Stand Up, the Chukchansi tribe, and Madera-area church groups were the primary plaintiffs in the lawsuit tossed out by Judge Howell Sept. 6.
Maryann McGovran, tribal chairwoman for the North Fork Rancheria, said the tribe was “delighted and satisfied” with Howell’s decision.
“After finally overcoming so many legal and political challenges, we are ready to start developing our project so that we can bring jobs and economic opportunity to our Tribal citizens, the Madera community and this region,” McGovran said.
John Peebles, attorney for the Chukchansi tribe, said the decision opens up the possibility for more “off reservation gaming” and other effects.
“It’s a horrendous decision for Indian country in the effects this could have on them,” Peebles said. “I think it’s going to have detrimental effects across the country.”
Peebles said the Chukchansi tribe will appeal Howell’s decision, and two lawsuits against the casino project remain in court.

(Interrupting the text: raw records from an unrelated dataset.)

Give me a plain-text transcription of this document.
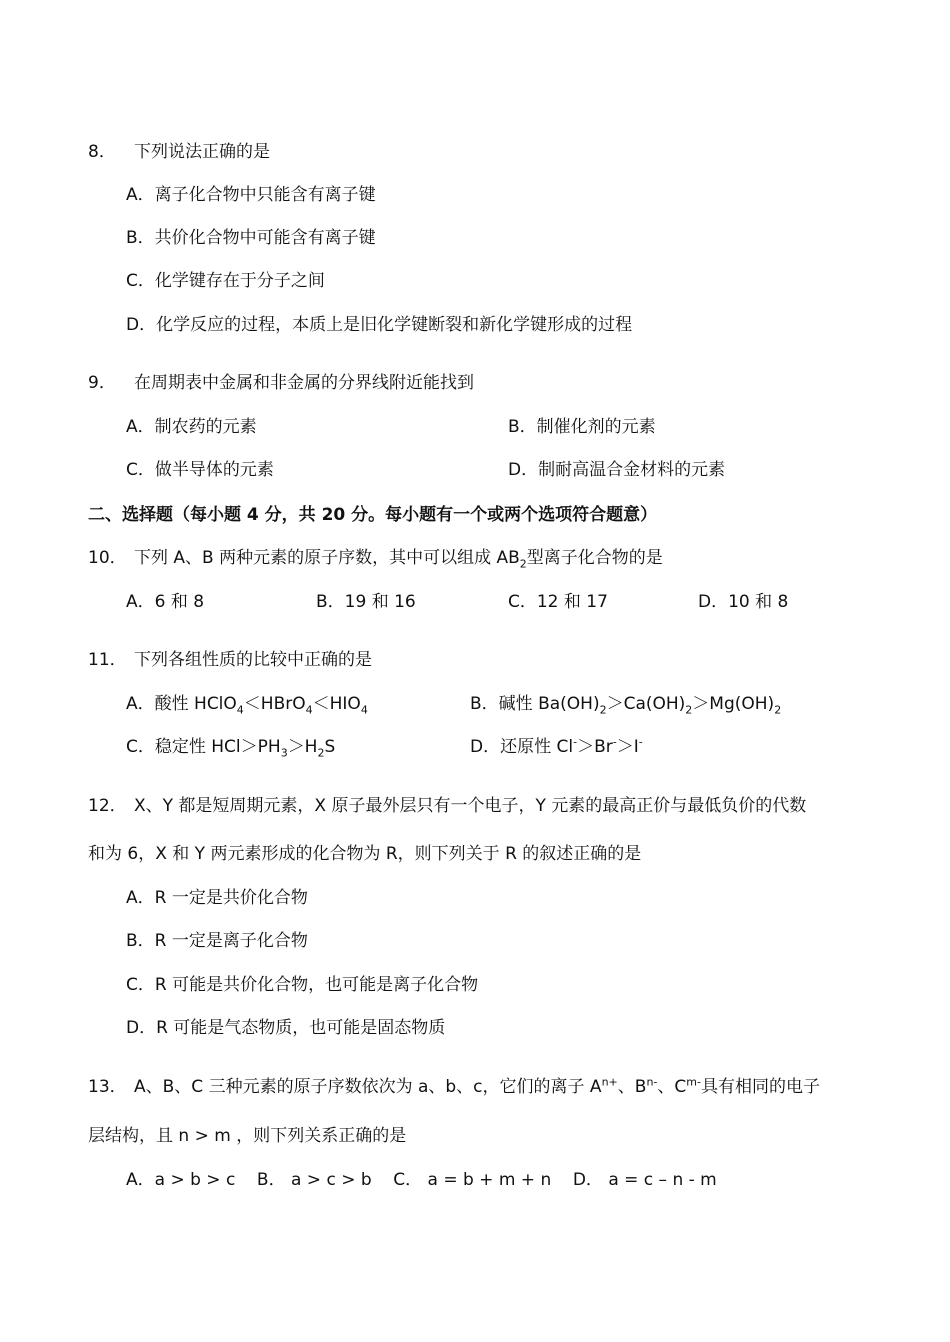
8． 下列说法正确的是
A．离子化合物中只能含有离子键
B．共价化合物中可能含有离子键
C．化学键存在于分子之间
D．化学反应的过程，本质上是旧化学键断裂和新化学键形成的过程
9． 在周期表中金属和非金属的分界线附近能找到
A．制农药的元素	B．制催化剂的元素
C．做半导体的元素	D．制耐高温合金材料的元素
二、选择题（每小题 4 分，共 20 分。每小题有一个或两个选项符合题意）
10． 下列 A、B 两种元素的原子序数，其中可以组成 $AB_2$型离子化合物的是
A．6 和 8	B．19 和 16	C．12 和 17	D．10 和 8
11． 下列各组性质的比较中正确的是
A．酸性 $HClO_4<HBrO_4<HIO_4$	B．碱性 $Ba(OH)_2>Ca(OH)_2>Mg(OH)_2$
C．稳定性 $HCl>PH_3>H_2S$	D．还原性 Cl-＞Br-＞I-
12． X、Y 都是短周期元素，X 原子最外层只有一个电子，Y 元素的最高正价与最低负价的代数
和为 6，X 和 Y 两元素形成的化合物为 R，则下列关于 R 的叙述正确的是
A．R 一定是共价化合物
B．R 一定是离子化合物
C．R 可能是共价化合物，也可能是离子化合物
D．R 可能是气态物质，也可能是固态物质
13． A、B、C 三种元素的原子序数依次为 a、b、c，它们的离子 $A^{n+}$、$B^{n-}$、$C^{m-}$具有相同的电子
层结构，且 n > m ，则下列关系正确的是
A．a > b > c    B． a > c > b    C． a = b + m + n    D． a = c – n - m
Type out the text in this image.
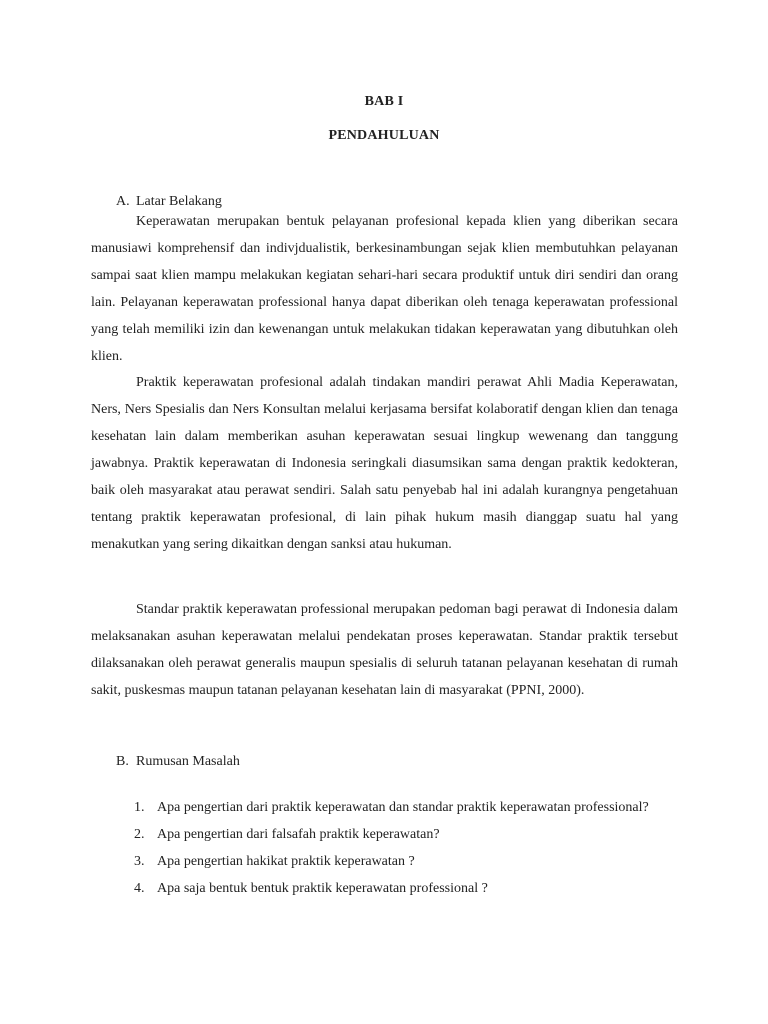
BAB I
PENDAHULUAN
A. Latar Belakang

Keperawatan merupakan bentuk pelayanan profesional kepada klien yang diberikan secara manusiawi komprehensif dan indivjdualistik, berkesinambungan sejak klien membutuhkan pelayanan sampai saat klien mampu melakukan kegiatan sehari-hari secara produktif untuk diri sendiri dan orang lain. Pelayanan keperawatan professional hanya dapat diberikan oleh tenaga keperawatan professional yang telah memiliki izin dan kewenangan untuk melakukan tidakan keperawatan yang dibutuhkan oleh klien.

Praktik keperawatan profesional adalah tindakan mandiri perawat Ahli Madia Keperawatan, Ners, Ners Spesialis dan Ners Konsultan melalui kerjasama bersifat kolaboratif dengan klien dan tenaga kesehatan lain dalam memberikan asuhan keperawatan sesuai lingkup wewenang dan tanggung jawabnya. Praktik keperawatan di Indonesia seringkali diasumsikan sama dengan praktik kedokteran, baik oleh masyarakat atau perawat sendiri. Salah satu penyebab hal ini adalah kurangnya pengetahuan tentang praktik keperawatan profesional, di lain pihak hukum masih dianggap suatu hal yang menakutkan yang sering dikaitkan dengan sanksi atau hukuman.

Standar praktik keperawatan professional merupakan pedoman bagi perawat di Indonesia dalam melaksanakan asuhan keperawatan melalui pendekatan proses keperawatan. Standar praktik tersebut dilaksanakan oleh perawat generalis maupun spesialis di seluruh tatanan pelayanan kesehatan di rumah sakit, puskesmas maupun tatanan pelayanan kesehatan lain di masyarakat (PPNI, 2000).

B. Rumusan Masalah
1. Apa pengertian dari praktik keperawatan dan standar praktik keperawatan professional?
2. Apa pengertian dari falsafah praktik keperawatan?
3. Apa pengertian hakikat praktik keperawatan ?
4. Apa saja bentuk bentuk praktik keperawatan professional ?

The 305-acre casino site is adjacent to Highway 99, at Avenue 18. If constructed as planned, the facility could include up to 2,500 gaming devices and 200 hotel rooms, making it similarly sized to Chukchansi Gold Resort & Casino.
The dismissed lawsuit was one of the biggest obstacles to the casino project. Howell, in her decision, affirmed the federal Interior Department’s conclusion that any negative impacts from the casino towards the surrounding community would not be detrimental overall.
The decision follows more than a decade of complicated environmental review and legal challenges over the casino, which is backed by developer Station Casinos of Las Vegas.